Realizing topologically ordered states on a quantum processor (2104.01180v1)

Abstract: The discovery of topological order has revolutionized the understanding of quantum matter in modern physics and provided the theoretical foundation for many quantum error correcting codes. Realizing topologically ordered states has proven to be extremely challenging in both condensed matter and synthetic quantum systems. Here, we prepare the ground state of the toric code Hamiltonian using an efficient quantum circuit on a superconducting quantum processor. We measure a topological entanglement entropy near the expected value of $\ln2$, and simulate anyon interferometry to extract the braiding statistics of the emergent excitations. Furthermore, we investigate key aspects of the surface code, including logical state injection and the decay of the non-local order parameter. Our results demonstrate the potential for quantum processors to provide key insights into topological quantum matter and quantum error correction.

• The paper demonstrates the experimental realization of the toric code’s ground state on a 31-qubit quantum processor.
• It employs scalable quantum circuits with Hadamard and CNOT gates to efficiently generate and measure topological entanglement entropy near −ln2.
• This work validates anyon braiding statistics via controlled interferometry, underscoring potential for fault-tolerant quantum error correction.

Realizing Topologically Ordered States on a Quantum Processor

The paper "Realizing topologically ordered states on a quantum processor" articulates a significant experimental realization of topological quantum states using a superconducting quantum processor. The authors have reported the preparation of the ground state of the toric code Hamiltonian, a foundational model in topological quantum computation, using a designed quantum circuit on a system of superconducting qubits. This research stands out due to its demonstration of advanced topological phenomena, such as topological entanglement entropy and anyon braiding statistics, within a quantum computational framework. These findings carry substantial implications for the future development of fault-tolerant quantum computation and error correction.

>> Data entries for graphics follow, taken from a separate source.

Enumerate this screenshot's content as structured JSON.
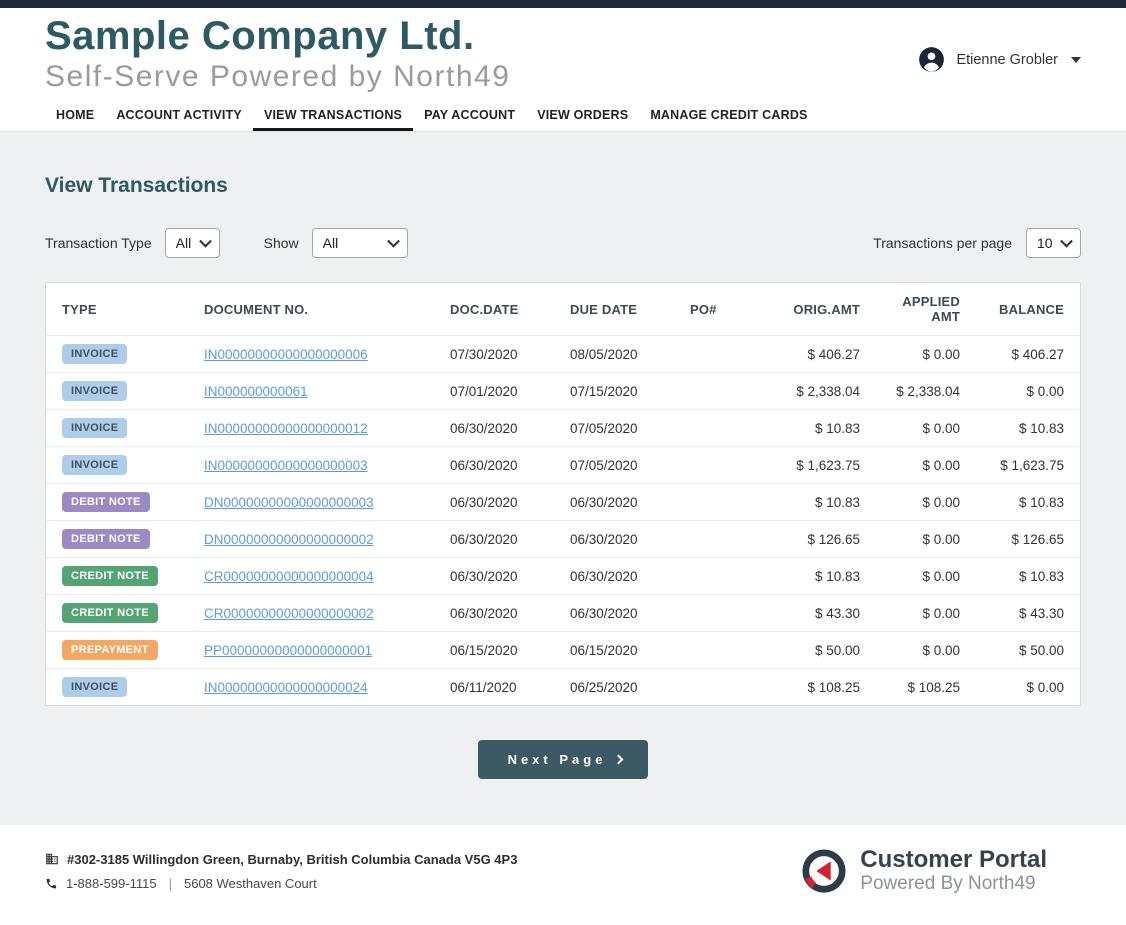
{
  "brand": {
    "company": "Sample Company Ltd.",
    "subtitle": "Self-Serve Powered by North49"
  },
  "user": {
    "name": "Etienne Grobler"
  },
  "nav": {
    "items": [
      {
        "label": "HOME",
        "active": false
      },
      {
        "label": "ACCOUNT ACTIVITY",
        "active": false
      },
      {
        "label": "VIEW TRANSACTIONS",
        "active": true
      },
      {
        "label": "PAY ACCOUNT",
        "active": false
      },
      {
        "label": "VIEW ORDERS",
        "active": false
      },
      {
        "label": "MANAGE CREDIT CARDS",
        "active": false
      }
    ]
  },
  "main": {
    "heading": "View Transactions",
    "filters": {
      "transaction_type_label": "Transaction Type",
      "transaction_type_value": "All",
      "show_label": "Show",
      "show_value": "All",
      "per_page_label": "Transactions per page",
      "per_page_value": "10"
    },
    "table": {
      "headers": [
        "TYPE",
        "DOCUMENT NO.",
        "DOC.DATE",
        "DUE DATE",
        "PO#",
        "ORIG.AMT",
        "APPLIED AMT",
        "BALANCE"
      ],
      "rows": [
        {
          "type": "INVOICE",
          "badge": "invoice",
          "doc_no": "IN00000000000000000006",
          "doc_date": "07/30/2020",
          "due_date": "08/05/2020",
          "po": "",
          "orig_amt": "$ 406.27",
          "applied_amt": "$ 0.00",
          "balance": "$ 406.27"
        },
        {
          "type": "INVOICE",
          "badge": "invoice",
          "doc_no": "IN000000000061",
          "doc_date": "07/01/2020",
          "due_date": "07/15/2020",
          "po": "",
          "orig_amt": "$ 2,338.04",
          "applied_amt": "$ 2,338.04",
          "balance": "$ 0.00"
        },
        {
          "type": "INVOICE",
          "badge": "invoice",
          "doc_no": "IN00000000000000000012",
          "doc_date": "06/30/2020",
          "due_date": "07/05/2020",
          "po": "",
          "orig_amt": "$ 10.83",
          "applied_amt": "$ 0.00",
          "balance": "$ 10.83"
        },
        {
          "type": "INVOICE",
          "badge": "invoice",
          "doc_no": "IN00000000000000000003",
          "doc_date": "06/30/2020",
          "due_date": "07/05/2020",
          "po": "",
          "orig_amt": "$ 1,623.75",
          "applied_amt": "$ 0.00",
          "balance": "$ 1,623.75"
        },
        {
          "type": "DEBIT NOTE",
          "badge": "debit_note",
          "doc_no": "DN00000000000000000003",
          "doc_date": "06/30/2020",
          "due_date": "06/30/2020",
          "po": "",
          "orig_amt": "$ 10.83",
          "applied_amt": "$ 0.00",
          "balance": "$ 10.83"
        },
        {
          "type": "DEBIT NOTE",
          "badge": "debit_note",
          "doc_no": "DN00000000000000000002",
          "doc_date": "06/30/2020",
          "due_date": "06/30/2020",
          "po": "",
          "orig_amt": "$ 126.65",
          "applied_amt": "$ 0.00",
          "balance": "$ 126.65"
        },
        {
          "type": "CREDIT NOTE",
          "badge": "credit_note",
          "doc_no": "CR00000000000000000004",
          "doc_date": "06/30/2020",
          "due_date": "06/30/2020",
          "po": "",
          "orig_amt": "$ 10.83",
          "applied_amt": "$ 0.00",
          "balance": "$ 10.83"
        },
        {
          "type": "CREDIT NOTE",
          "badge": "credit_note",
          "doc_no": "CR00000000000000000002",
          "doc_date": "06/30/2020",
          "due_date": "06/30/2020",
          "po": "",
          "orig_amt": "$ 43.30",
          "applied_amt": "$ 0.00",
          "balance": "$ 43.30"
        },
        {
          "type": "PREPAYMENT",
          "badge": "prepayment",
          "doc_no": "PP00000000000000000001",
          "doc_date": "06/15/2020",
          "due_date": "06/15/2020",
          "po": "",
          "orig_amt": "$ 50.00",
          "applied_amt": "$ 0.00",
          "balance": "$ 50.00"
        },
        {
          "type": "INVOICE",
          "badge": "invoice",
          "doc_no": "IN00000000000000000024",
          "doc_date": "06/11/2020",
          "due_date": "06/25/2020",
          "po": "",
          "orig_amt": "$ 108.25",
          "applied_amt": "$ 108.25",
          "balance": "$ 0.00"
        }
      ]
    },
    "pagination": {
      "next_label": "Next Page"
    }
  },
  "footer": {
    "address_line": "#302-3185 Willingdon Green, Burnaby, British Columbia Canada V5G 4P3",
    "phone": "1-888-599-1115",
    "divider": "|",
    "address2": "5608 Westhaven Court",
    "logo_title": "Customer Portal",
    "logo_subtitle": "Powered By North49"
  },
  "colors": {
    "accent_teal": "#2e5a64",
    "link_blue": "#5d9cdb",
    "button_bg": "#3c5a64",
    "topbar": "#1e2a33",
    "page_bg": "#eef0f1",
    "logo_red": "#d32330",
    "badges": {
      "invoice": {
        "bg": "#aecdea",
        "text": "#44505a"
      },
      "debit_note": {
        "bg": "#9c8ac5",
        "text": "#ffffff"
      },
      "credit_note": {
        "bg": "#55a476",
        "text": "#ffffff"
      },
      "prepayment": {
        "bg": "#f2a763",
        "text": "#ffffff"
      }
    }
  }
}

In their experimental setup, the authors utilized a 31-qubit configuration to encode the toric code—a paradigmatic example of a system with $\mathds{Z}_2$ topological order. This is a critical benchmark due to the toric code’s relevance in stabilizer quantum error correction codes. The team implemented a scalable quantum circuit characterized by a sequence of Hadamard and controlled-phase (CNOT) gates, optimized for the architecture of Google's Sycamore processor. The strategic design allowed for efficient generation of the ground state in a manner linearly scalable with the width of the lattice.

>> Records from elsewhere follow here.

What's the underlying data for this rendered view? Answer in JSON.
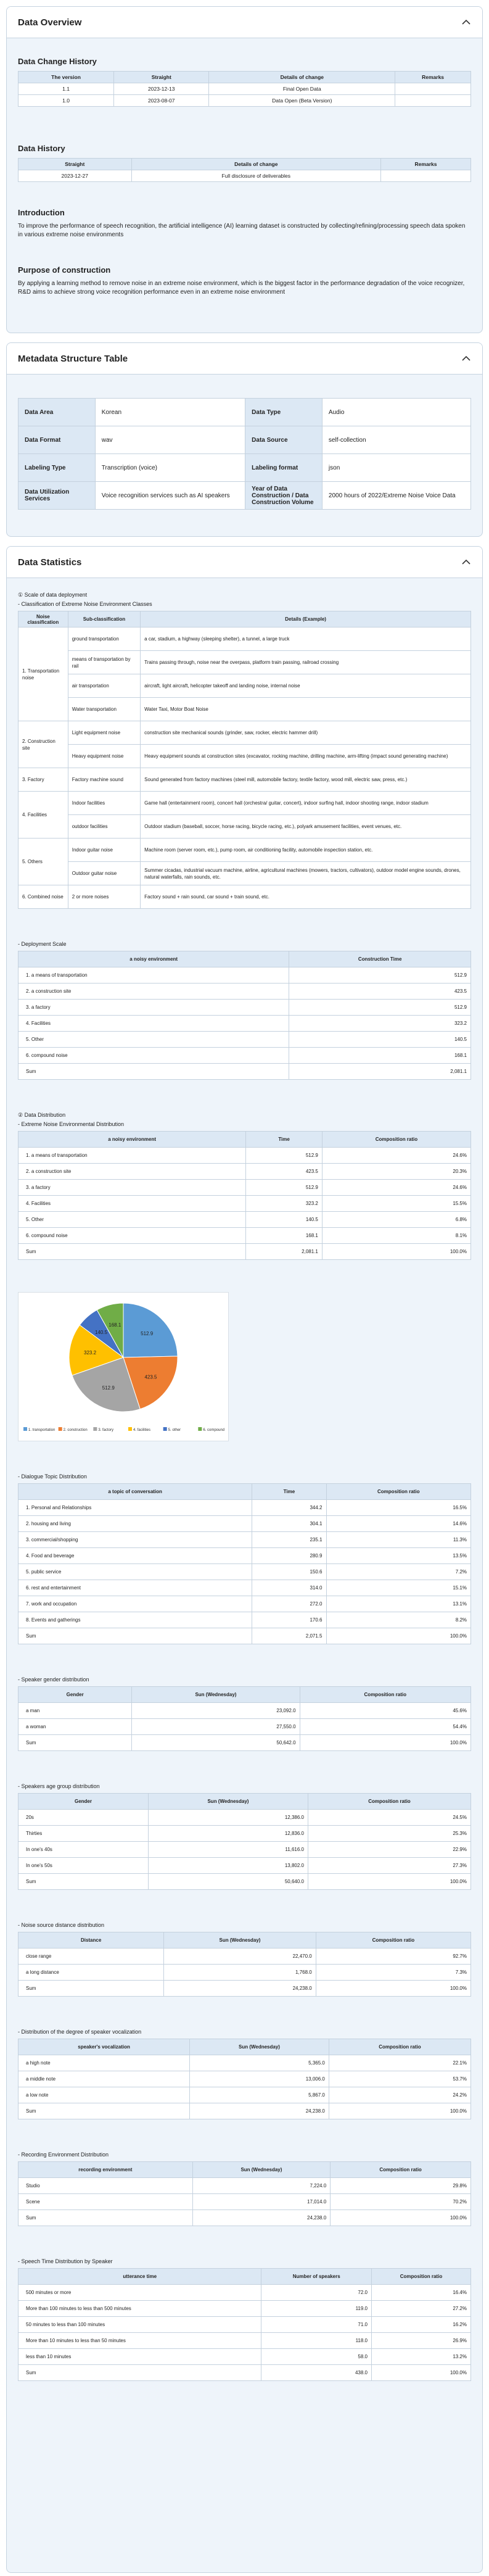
{
  "overview": {
    "title": "Data Overview",
    "change_history": {
      "title": "Data Change History",
      "headers": [
        "The version",
        "Straight",
        "Details of change",
        "Remarks"
      ],
      "rows": [
        [
          "1.1",
          "2023-12-13",
          "Final Open Data"
        ],
        [
          "1.0",
          "2023-08-07",
          "Data Open (Beta Version)"
        ]
      ]
    },
    "data_history": {
      "title": "Data History",
      "headers": [
        "Straight",
        "Details of change",
        "Remarks"
      ],
      "rows": [
        [
          "2023-12-27",
          "Full disclosure of deliverables"
        ]
      ]
    },
    "introduction": {
      "title": "Introduction",
      "text": "To improve the performance of speech recognition, the artificial intelligence (AI) learning dataset is constructed by collecting/refining/processing speech data spoken in various extreme noise environments"
    },
    "purpose": {
      "title": "Purpose of construction",
      "text": "By applying a learning method to remove noise in an extreme noise environment, which is the biggest factor in the performance degradation of the voice recognizer, R&D aims to achieve strong voice recognition performance even in an extreme noise environment"
    }
  },
  "metadata": {
    "title": "Metadata Structure Table",
    "items": [
      {
        "label": "Data Area",
        "value": "Korean"
      },
      {
        "label": "Data Type",
        "value": "Audio"
      },
      {
        "label": "Data Format",
        "value": "wav"
      },
      {
        "label": "Data Source",
        "value": "self-collection"
      },
      {
        "label": "Labeling Type",
        "value": "Transcription (voice)"
      },
      {
        "label": "Labeling format",
        "value": "json"
      },
      {
        "label": "Data Utilization Services",
        "value": "Voice recognition services such as AI speakers"
      },
      {
        "label": "Year of Data Construction / Data Construction Volume",
        "value": "2000 hours of 2022/Extreme Noise Voice Data"
      }
    ]
  },
  "statistics": {
    "title": "Data Statistics",
    "blocks": [
      {
        "type": "classification",
        "heading": "① Scale of data deployment",
        "subtitle": "- Classification of Extreme Noise Environment Classes",
        "headers": [
          "Noise classification",
          "Sub-classification",
          "Details (Example)"
        ],
        "groups": [
          {
            "name": "1. Transportation noise",
            "items": [
              [
                "ground transportation",
                "a car, stadium, a highway (sleeping shelter), a tunnel, a large truck"
              ],
              [
                "means of transportation by rail",
                "Trains passing through, noise near the overpass, platform train passing, railroad crossing"
              ],
              [
                "air transportation",
                "aircraft, light aircraft, helicopter takeoff and landing noise, internal noise"
              ],
              [
                "Water transportation",
                "Water Taxi, Motor Boat Noise"
              ]
            ]
          },
          {
            "name": "2. Construction site",
            "items": [
              [
                "Light equipment noise",
                "construction site mechanical sounds (grinder, saw, rocker, electric hammer drill)"
              ],
              [
                "Heavy equipment noise",
                "Heavy equipment sounds at construction sites (excavator, rocking machine, drilling machine, arm-lifting (impact sound generating machine)"
              ]
            ]
          },
          {
            "name": "3. Factory",
            "items": [
              [
                "Factory machine sound",
                "Sound generated from factory machines (steel mill, automobile factory, textile factory, wood mill, electric saw, press, etc.)"
              ]
            ]
          },
          {
            "name": "4. Facilities",
            "items": [
              [
                "Indoor facilities",
                "Game hall (entertainment room), concert hall (orchestra/ guitar, concert), indoor surfing hall, indoor shooting range, indoor stadium"
              ],
              [
                "outdoor facilities",
                "Outdoor stadium (baseball, soccer, horse racing, bicycle racing, etc.), polyark amusement facilities, event venues, etc."
              ]
            ]
          },
          {
            "name": "5. Others",
            "items": [
              [
                "Indoor guitar noise",
                "Machine room (server room, etc.), pump room, air conditioning facility, automobile inspection station, etc."
              ],
              [
                "Outdoor guitar noise",
                "Summer cicadas, industrial vacuum machine, airline, agricultural machines (mowers, tractors, cultivators), outdoor model engine sounds, drones, natural waterfalls, rain sounds, etc."
              ]
            ]
          },
          {
            "name": "6. Combined noise",
            "items": [
              [
                "2 or more noises",
                "Factory sound + rain sound, car sound + train sound, etc."
              ]
            ]
          }
        ]
      },
      {
        "type": "table",
        "subtitle": "- Deployment Scale",
        "headers": [
          "a noisy environment",
          "Construction Time"
        ],
        "rows": [
          [
            "1. a means of transportation",
            "512.9"
          ],
          [
            "2. a construction site",
            "423.5"
          ],
          [
            "3. a factory",
            "512.9"
          ],
          [
            "4. Facilities",
            "323.2"
          ],
          [
            "5. Other",
            "140.5"
          ],
          [
            "6. compound noise",
            "168.1"
          ],
          [
            "Sum",
            "2,081.1"
          ]
        ]
      },
      {
        "type": "table",
        "heading": "② Data Distribution",
        "subtitle": "- Extreme Noise Environmental Distribution",
        "headers": [
          "a noisy environment",
          "Time",
          "Composition ratio"
        ],
        "rows": [
          [
            "1. a means of transportation",
            "512.9",
            "24.6%"
          ],
          [
            "2. a construction site",
            "423.5",
            "20.3%"
          ],
          [
            "3. a factory",
            "512.9",
            "24.6%"
          ],
          [
            "4. Facilities",
            "323.2",
            "15.5%"
          ],
          [
            "5. Other",
            "140.5",
            "6.8%"
          ],
          [
            "6. compound noise",
            "168.1",
            "8.1%"
          ],
          [
            "Sum",
            "2,081.1",
            "100.0%"
          ]
        ]
      },
      {
        "type": "pie",
        "categories": [
          "1. transportation",
          "2. construction",
          "3. factory",
          "4. facilities",
          "5. other",
          "6. compound"
        ],
        "values": [
          512.9,
          423.5,
          512.9,
          323.2,
          140.5,
          168.1
        ],
        "colors": [
          "#5b9bd5",
          "#ed7d31",
          "#a5a5a5",
          "#ffc000",
          "#4472c4",
          "#70ad47"
        ]
      },
      {
        "type": "table",
        "subtitle": "- Dialogue Topic Distribution",
        "headers": [
          "a topic of conversation",
          "Time",
          "Composition ratio"
        ],
        "rows": [
          [
            "1. Personal and Relationships",
            "344.2",
            "16.5%"
          ],
          [
            "2. housing and living",
            "304.1",
            "14.6%"
          ],
          [
            "3. commercial/shopping",
            "235.1",
            "11.3%"
          ],
          [
            "4. Food and beverage",
            "280.9",
            "13.5%"
          ],
          [
            "5. public service",
            "150.6",
            "7.2%"
          ],
          [
            "6. rest and entertainment",
            "314.0",
            "15.1%"
          ],
          [
            "7. work and occupation",
            "272.0",
            "13.1%"
          ],
          [
            "8. Events and gatherings",
            "170.6",
            "8.2%"
          ],
          [
            "Sum",
            "2,071.5",
            "100.0%"
          ]
        ]
      },
      {
        "type": "table",
        "subtitle": "- Speaker gender distribution",
        "headers": [
          "Gender",
          "Sun (Wednesday)",
          "Composition ratio"
        ],
        "rows": [
          [
            "a man",
            "23,092.0",
            "45.6%"
          ],
          [
            "a woman",
            "27,550.0",
            "54.4%"
          ],
          [
            "Sum",
            "50,642.0",
            "100.0%"
          ]
        ]
      },
      {
        "type": "table",
        "subtitle": "- Speakers age group distribution",
        "headers": [
          "Gender",
          "Sun (Wednesday)",
          "Composition ratio"
        ],
        "rows": [
          [
            "20s",
            "12,386.0",
            "24.5%"
          ],
          [
            "Thirties",
            "12,836.0",
            "25.3%"
          ],
          [
            "In one's 40s",
            "11,616.0",
            "22.9%"
          ],
          [
            "In one's 50s",
            "13,802.0",
            "27.3%"
          ],
          [
            "Sum",
            "50,640.0",
            "100.0%"
          ]
        ]
      },
      {
        "type": "table",
        "subtitle": "- Noise source distance distribution",
        "headers": [
          "Distance",
          "Sun (Wednesday)",
          "Composition ratio"
        ],
        "rows": [
          [
            "close range",
            "22,470.0",
            "92.7%"
          ],
          [
            "a long distance",
            "1,768.0",
            "7.3%"
          ],
          [
            "Sum",
            "24,238.0",
            "100.0%"
          ]
        ]
      },
      {
        "type": "table",
        "subtitle": "- Distribution of the degree of speaker vocalization",
        "headers": [
          "speaker's vocalization",
          "Sun (Wednesday)",
          "Composition ratio"
        ],
        "rows": [
          [
            "a high note",
            "5,365.0",
            "22.1%"
          ],
          [
            "a middle note",
            "13,006.0",
            "53.7%"
          ],
          [
            "a low note",
            "5,867.0",
            "24.2%"
          ],
          [
            "Sum",
            "24,238.0",
            "100.0%"
          ]
        ]
      },
      {
        "type": "table",
        "subtitle": "- Recording Environment Distribution",
        "headers": [
          "recording environment",
          "Sun (Wednesday)",
          "Composition ratio"
        ],
        "rows": [
          [
            "Studio",
            "7,224.0",
            "29.8%"
          ],
          [
            "Scene",
            "17,014.0",
            "70.2%"
          ],
          [
            "Sum",
            "24,238.0",
            "100.0%"
          ]
        ]
      },
      {
        "type": "table",
        "subtitle": "- Speech Time Distribution by Speaker",
        "headers": [
          "utterance time",
          "Number of speakers",
          "Composition ratio"
        ],
        "rows": [
          [
            "500 minutes or more",
            "72.0",
            "16.4%"
          ],
          [
            "More than 100 minutes to less than 500 minutes",
            "119.0",
            "27.2%"
          ],
          [
            "50 minutes to less than 100 minutes",
            "71.0",
            "16.2%"
          ],
          [
            "More than 10 minutes to less than 50 minutes",
            "118.0",
            "26.9%"
          ],
          [
            "less than 10 minutes",
            "58.0",
            "13.2%"
          ],
          [
            "Sum",
            "438.0",
            "100.0%"
          ]
        ]
      }
    ]
  }
}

Moreover, the research includes a precise measurement of the topological entanglement entropy $S_\text{topo}$, achieving a value close to the theoretical expectation of $-\ln 2$, across diverse subregions. Such measurements are crucial, as $S_\text{topo}$ is a definitive signature of non-trivial topology, illustrating long-range quantum entanglement properties distinct from conventional phases.

Additionally, the paper presents controlled-simulations of anyon interferometry to probe the braiding statistics inherent to the toric code's excitation spectrum. The interferometric schemes deployed involved controlled operations steered via ancillary qubits, enabling the measurement of mutual and exchange statistics of the excitations, corroborating the theoretical predictions of $\pi$ phase shifts due to anyon interactions.

The implications of these results are manifold. Practically, they underscore the potential and challenges of implementing topological quantum error correction schemes. The ground states of two-dimensional topologically ordered systems afford a robust means of encoding quantum information that is inherently protected from local errors. The capacity to prepare and manipulate such states on a quantum processor attests to the burgeoning capability of current quantum technologies to engage with complex, error-resistant quantum computational paradigms.

Theoretically, the exploration of topological quantum states in a programmable platform could drive a deeper understanding of quantum matter and inspire novel computational models. In the broader context of quantum computing, this research could facilitate the development of advanced algorithms exploiting topological properties, which might offer resilience and efficiency enhancements over conventional approaches.

Looking forward, further advancements in coherence times and gate fidelities are pivotal. The work presented offers a blueprint for similar studies on more sophisticated models, including those with non-Abelian anyons, which hold the promise of universal quantum computation through topological means. The experimental realization of topological states on quantum processors presents an essential step toward the practical deployment of quantum systems capable of exploiting the exotic characteristics of topologically ordered phases.